Add Mixed Numbers and Regroup the Fractional Sum

Property When adding mixed numbers, first add the whole numbers and then add the fractions. If the sum of the fractions is an improper fraction (greater than or equal to 1), convert it to a mixed number and add it to the sum of the whole numbers. $$A\frac{b}{d} + C\frac{e}{d} = (A+C) + (\frac{b}{d} + \frac{e}{d})$$ If $\frac{b+e}{d} \geq 1$, regroup.

Examples $2\frac{3}{4} + 1\frac{3}{4} = (2+1) + (\frac{3}{4} + \frac{3}{4}) = 3 + \frac{6}{4} = 3 + 1\frac{2}{4} = 4\frac{2}{4}$ $5\frac{2}{3} + 2\frac{2}{3} = (5+2) + (\frac{2}{3} + \frac{2}{3}) = 7 + \frac{4}{3} = 7 + 1\frac{1}{3} = 8\frac{1}{3}$.

Explanation This skill builds on adding like units.
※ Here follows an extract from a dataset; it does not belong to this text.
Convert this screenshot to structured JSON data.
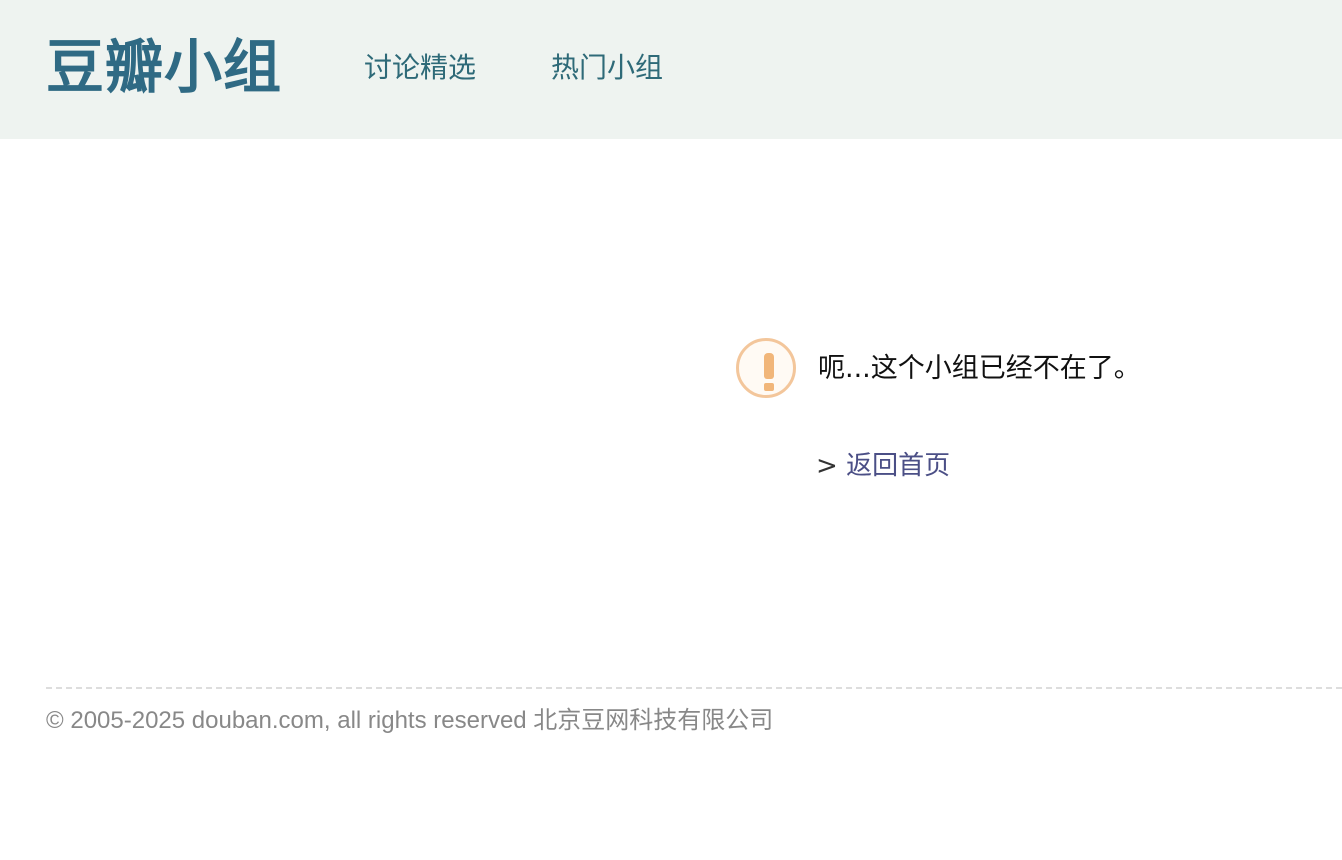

You first combine the whole numbers and then the fractions separately. When the sum of the fractions is an improper fraction, you must regroup. To do this, you convert the improper fraction into a mixed number and then add this new whole number to your original sum of whole numbers.